Facile Self-Assembly of Quantum Plasmonic Circuit Components

TL;DR

This paper presents a simple, cost-effective chemical self-assembly method for creating quantum plasmonic circuits by attaching nanodiamonds with NV centers to silver nanowires, enabling efficient plasmonic coupling.

Contribution

It introduces a novel self-assembly technique that simplifies the fabrication of quantum plasmonic components, avoiding complex and costly traditional methods.

Findings

Nanodiamond and nanowire coupling achieved with optimized AA concentration.

Fluorescence lifetime reduced by over two-fold, indicating strong plasmonic coupling.
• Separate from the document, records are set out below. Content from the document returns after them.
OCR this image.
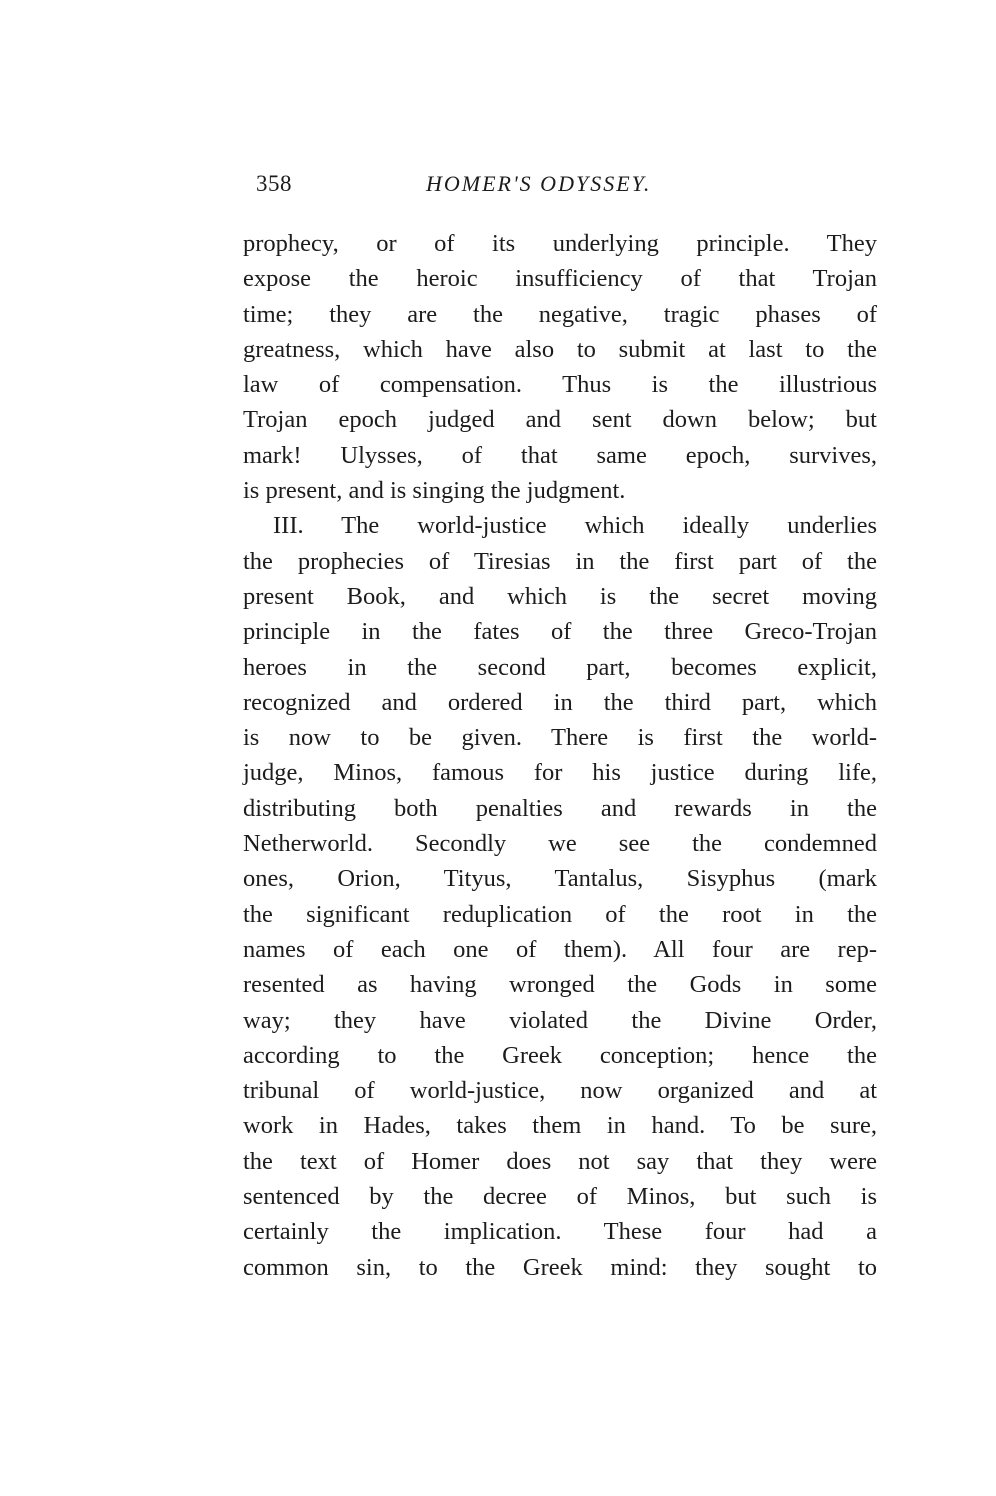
358	HOMER'S ODYSSEY.
prophecy, or of its underlying principle. They
expose the heroic insufficiency of that Trojan
time; they are the negative, tragic phases of
greatness, which have also to submit at last to the
law of compensation. Thus is the illustrious
Trojan epoch judged and sent down below; but
mark! Ulysses, of that same epoch, survives,
is present, and is singing the judgment.
III. The world-justice which ideally underlies
the prophecies of Tiresias in the first part of the
present Book, and which is the secret moving
principle in the fates of the three Greco-Trojan
heroes in the second part, becomes explicit,
recognized and ordered in the third part, which
is now to be given. There is first the world-
judge, Minos, famous for his justice during life,
distributing both penalties and rewards in the
Netherworld. Secondly we see the condemned
ones, Orion, Tityus, Tantalus, Sisyphus (mark
the significant reduplication of the root in the
names of each one of them). All four are rep-
resented as having wronged the Gods in some
way; they have violated the Divine Order,
according to the Greek conception; hence the
tribunal of world-justice, now organized and at
work in Hades, takes them in hand. To be sure,
the text of Homer does not say that they were
sentenced by the decree of Minos, but such is
certainly the implication. These four had a
common sin, to the Greek mind: they sought to
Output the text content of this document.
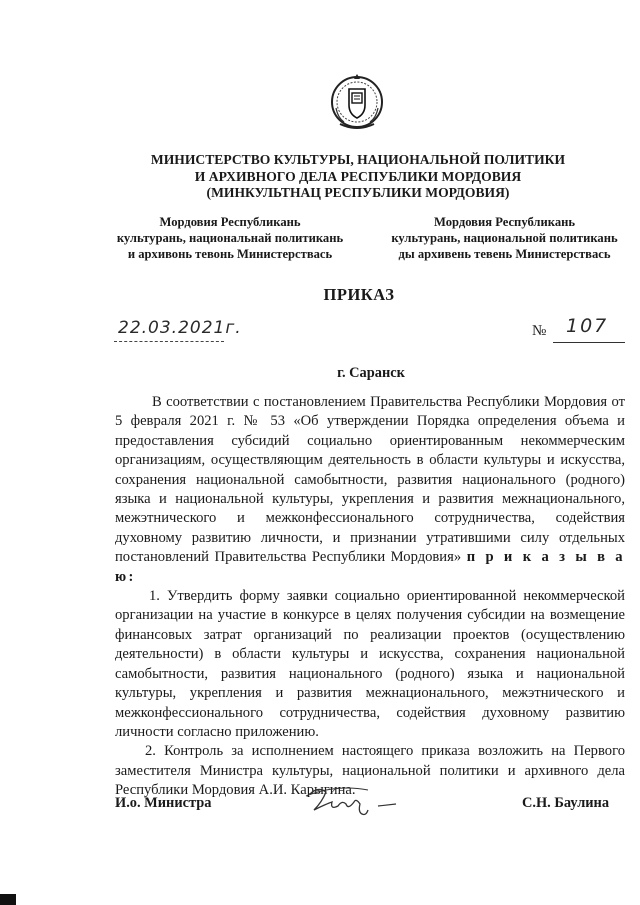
МИНИСТЕРСТВО КУЛЬТУРЫ, НАЦИОНАЛЬНОЙ ПОЛИТИКИ
И АРХИВНОГО ДЕЛА РЕСПУБЛИКИ МОРДОВИЯ
(МИНКУЛЬТНАЦ РЕСПУБЛИКИ МОРДОВИЯ)
Мордовия Республикань
культурань, национальнай политикань
и архивонь тевонь Министерствась
Мордовия Республикань
культурань, национальной политикань
ды архивень тевень Министерствась
ПРИКАЗ
22.03.2021г.	№ 107
г. Саранск

В соответствии с постановлением Правительства Республики Мордовия от 5 февраля 2021 г. № 53 «Об утверждении Порядка определения объема и предоставления субсидий социально ориентированным некоммерческим организациям, осуществляющим деятельность в области культуры и искусства, сохранения национальной самобытности, развития национального (родного) языка и национальной культуры, укрепления и развития межнационального, межэтнического и межконфессионального сотрудничества, содействия духовному развитию личности, и признании утратившими силу отдельных постановлений Правительства Республики Мордовия» п р и к а з ы в а ю:

1. Утвердить форму заявки социально ориентированной некоммерческой организации на участие в конкурсе в целях получения субсидии на возмещение финансовых затрат организаций по реализации проектов (осуществлению деятельности) в области культуры и искусства, сохранения национальной самобытности, развития национального (родного) языка и национальной культуры, укрепления и развития межнационального, межэтнического и межконфессионального сотрудничества, содействия духовному развитию личности согласно приложению.

2. Контроль за исполнением настоящего приказа возложить на Первого заместителя Министра культуры, национальной политики и архивного дела Республики Мордовия А.И. Карыгина.

И.о. Министра	С.Н. Баулина
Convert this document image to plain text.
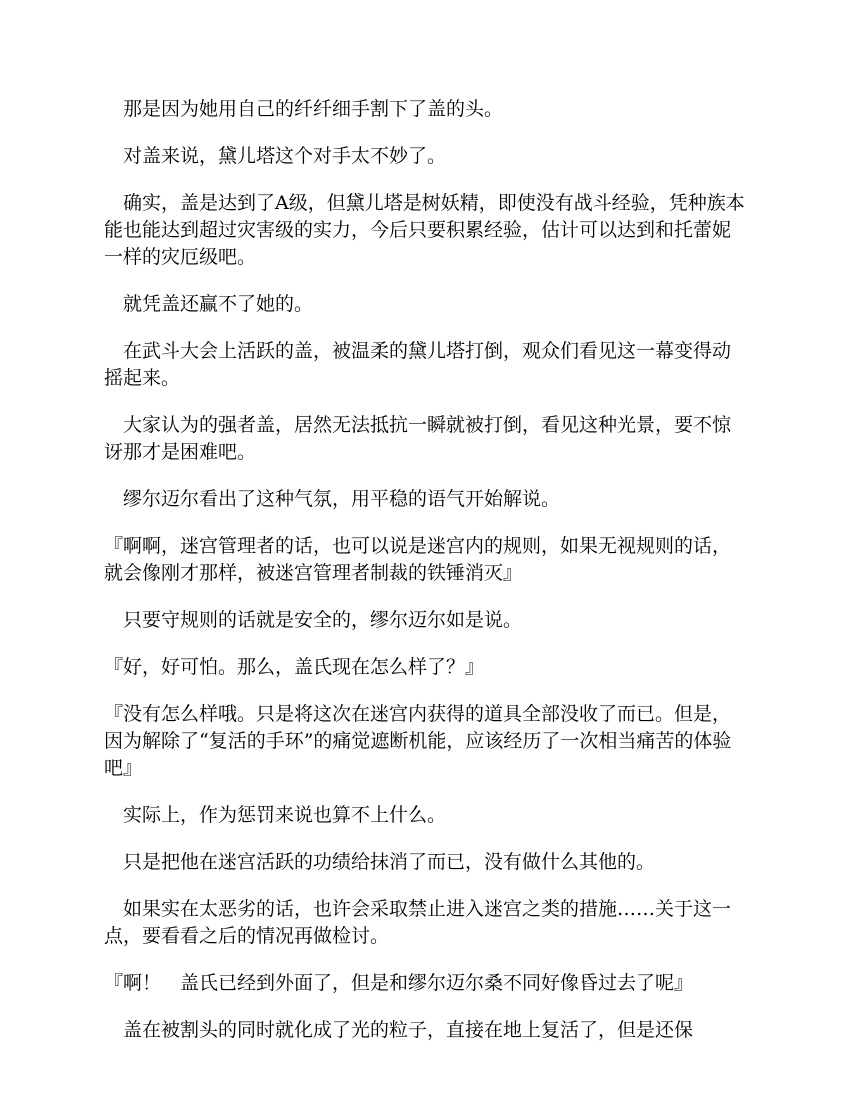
那是因为她用自己的纤纤细手割下了盖的头。

对盖来说，黛儿塔这个对手太不妙了。

确实，盖是达到了A级，但黛儿塔是树妖精，即使没有战斗经验，凭种族本能也能达到超过灾害级的实力，今后只要积累经验，估计可以达到和托蕾妮一样的灾厄级吧。

就凭盖还赢不了她的。

在武斗大会上活跃的盖，被温柔的黛儿塔打倒，观众们看见这一幕变得动摇起来。

大家认为的强者盖，居然无法抵抗一瞬就被打倒，看见这种光景，要不惊讶那才是困难吧。

缪尔迈尔看出了这种气氛，用平稳的语气开始解说。

『啊啊，迷宫管理者的话，也可以说是迷宫内的规则，如果无视规则的话，就会像刚才那样，被迷宫管理者制裁的铁锤消灭』

只要守规则的话就是安全的，缪尔迈尔如是说。

『好，好可怕。那么，盖氏现在怎么样了？』

『没有怎么样哦。只是将这次在迷宫内获得的道具全部没收了而已。但是，因为解除了“复活的手环”的痛觉遮断机能，应该经历了一次相当痛苦的体验吧』

实际上，作为惩罚来说也算不上什么。

只是把他在迷宫活跃的功绩给抹消了而已，没有做什么其他的。

如果实在太恶劣的话，也许会采取禁止进入迷宫之类的措施……关于这一点，要看看之后的情况再做检讨。

『啊！　盖氏已经到外面了，但是和缪尔迈尔桑不同好像昏过去了呢』

盖在被割头的同时就化成了光的粒子，直接在地上复活了，但是还保
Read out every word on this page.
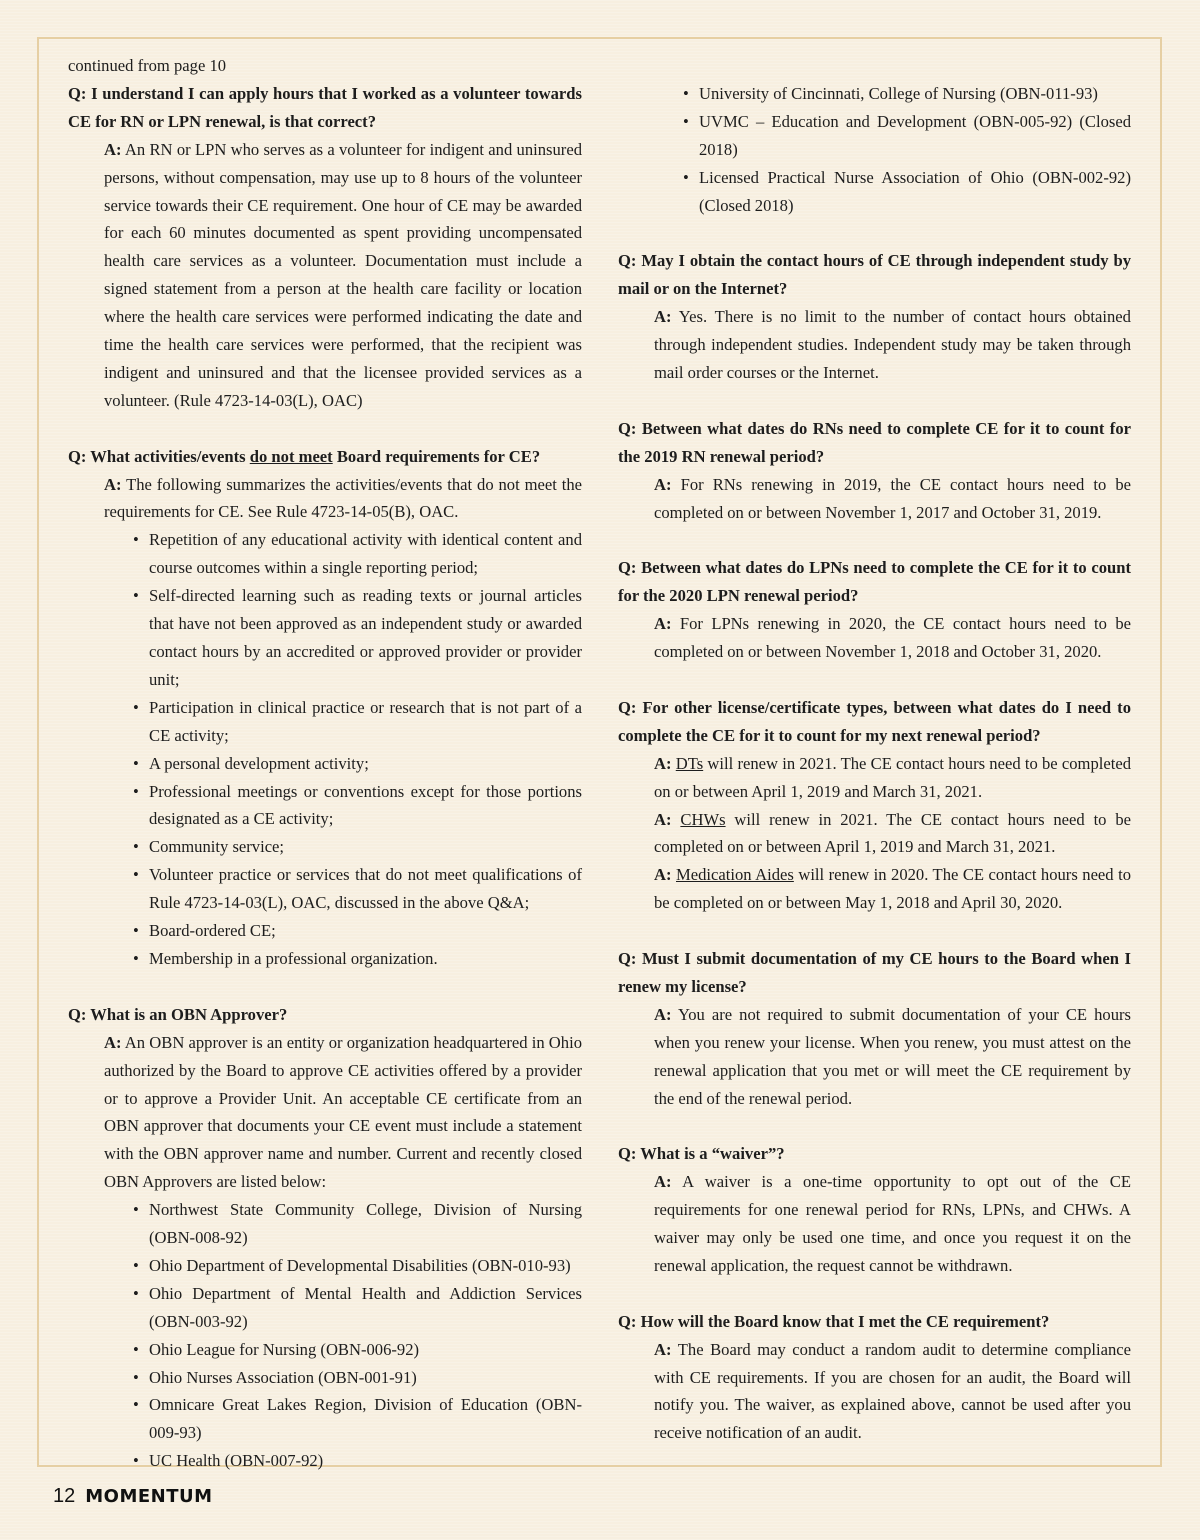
continued from page 10

Q: I understand I can apply hours that I worked as a volunteer towards CE for RN or LPN renewal, is that correct?

A: An RN or LPN who serves as a volunteer for indigent and uninsured persons, without compensation, may use up to 8 hours of the volunteer service towards their CE requirement. One hour of CE may be awarded for each 60 minutes documented as spent providing uncompensated health care services as a volunteer. Documentation must include a signed statement from a person at the health care facility or location where the health care services were performed indicating the date and time the health care services were performed, that the recipient was indigent and uninsured and that the licensee provided services as a volunteer. (Rule 4723-14-03(L), OAC)

Q: What activities/events do not meet Board requirements for CE?

A: The following summarizes the activities/events that do not meet the requirements for CE. See Rule 4723-14-05(B), OAC.

• Repetition of any educational activity with identical content and course outcomes within a single reporting period;
• Self-directed learning such as reading texts or journal articles that have not been approved as an independent study or awarded contact hours by an accredited or approved provider or provider unit;
• Participation in clinical practice or research that is not part of a CE activity;
• A personal development activity;
• Professional meetings or conventions except for those portions designated as a CE activity;
• Community service;
• Volunteer practice or services that do not meet qualifications of Rule 4723-14-03(L), OAC, discussed in the above Q&A;
• Board-ordered CE;
• Membership in a professional organization.

Q: What is an OBN Approver?

A: An OBN approver is an entity or organization headquartered in Ohio authorized by the Board to approve CE activities offered by a provider or to approve a Provider Unit. An acceptable CE certificate from an OBN approver that documents your CE event must include a statement with the OBN approver name and number. Current and recently closed OBN Approvers are listed below:

• Northwest State Community College, Division of Nursing (OBN-008-92)
• Ohio Department of Developmental Disabilities (OBN-010-93)
• Ohio Department of Mental Health and Addiction Services (OBN-003-92)
• Ohio League for Nursing (OBN-006-92)
• Ohio Nurses Association (OBN-001-91)
• Omnicare Great Lakes Region, Division of Education (OBN-009-93)
• UC Health (OBN-007-92)
• University of Cincinnati, College of Nursing (OBN-011-93)
• UVMC – Education and Development (OBN-005-92) (Closed 2018)
• Licensed Practical Nurse Association of Ohio (OBN-002-92) (Closed 2018)

Q: May I obtain the contact hours of CE through independent study by mail or on the Internet?

A: Yes. There is no limit to the number of contact hours obtained through independent studies. Independent study may be taken through mail order courses or the Internet.

Q: Between what dates do RNs need to complete CE for it to count for the 2019 RN renewal period?

A: For RNs renewing in 2019, the CE contact hours need to be completed on or between November 1, 2017 and October 31, 2019.

Q: Between what dates do LPNs need to complete the CE for it to count for the 2020 LPN renewal period?

A: For LPNs renewing in 2020, the CE contact hours need to be completed on or between November 1, 2018 and October 31, 2020.

Q: For other license/certificate types, between what dates do I need to complete the CE for it to count for my next renewal period?

A: DTs will renew in 2021. The CE contact hours need to be completed on or between April 1, 2019 and March 31, 2021.

A: CHWs will renew in 2021. The CE contact hours need to be completed on or between April 1, 2019 and March 31, 2021.

A: Medication Aides will renew in 2020. The CE contact hours need to be completed on or between May 1, 2018 and April 30, 2020.

Q: Must I submit documentation of my CE hours to the Board when I renew my license?

A: You are not required to submit documentation of your CE hours when you renew your license. When you renew, you must attest on the renewal application that you met or will meet the CE requirement by the end of the renewal period.

Q: What is a “waiver”?

A: A waiver is a one-time opportunity to opt out of the CE requirements for one renewal period for RNs, LPNs, and CHWs. A waiver may only be used one time, and once you request it on the renewal application, the request cannot be withdrawn.

Q: How will the Board know that I met the CE requirement?

A: The Board may conduct a random audit to determine compliance with CE requirements. If you are chosen for an audit, the Board will notify you. The waiver, as explained above, cannot be used after you receive notification of an audit.

12 MOMENTUM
Enhanced fluorescence intensity observed in coupled structures.

Abstract

Efficient coupling between solid state quantum emitters and plasmonic waveguides is important for the realization of integrated circuits for quantum information, communication and sensing. However, realization of plasmonic circuits is still scarce, particularly due to challenges associated with accurate positioning of quantum emitters near plasmonic resonators. Current pathways for the construction of plasmonic circuits involve cumbersome and costly methods such as scanning atomic force microscopy or mechanical manipulation, where individual elements are physically relocated using the scanning tip. Here, we introduce a simple, fast and cost effective chemical self-assembly method for the attachment of two primary components of a practical plasmonic circuit: a single photon emitter and a waveguide. Our method enables coupling of nanodiamonds with a single quantum emitter (the nitrogen-vacancy (NV) center) onto the terminal of a silver nanowire, by simply varying the concentration of ascorbic acid (AA) in a reaction solution. The AA concentration is used to control the extent of agglomeration, and can be optimised so as to cause preferential, selective activation of the tips of the nanowires. The nanowire-nanodiamond structures show efficient plasmonic coupling of fluorescence emission from single NV centers into surface plasmon polariton (SPP) modes, evidenced by a more than two-fold reduction in fluorescence lifetime and an increase in fluorescence intensity.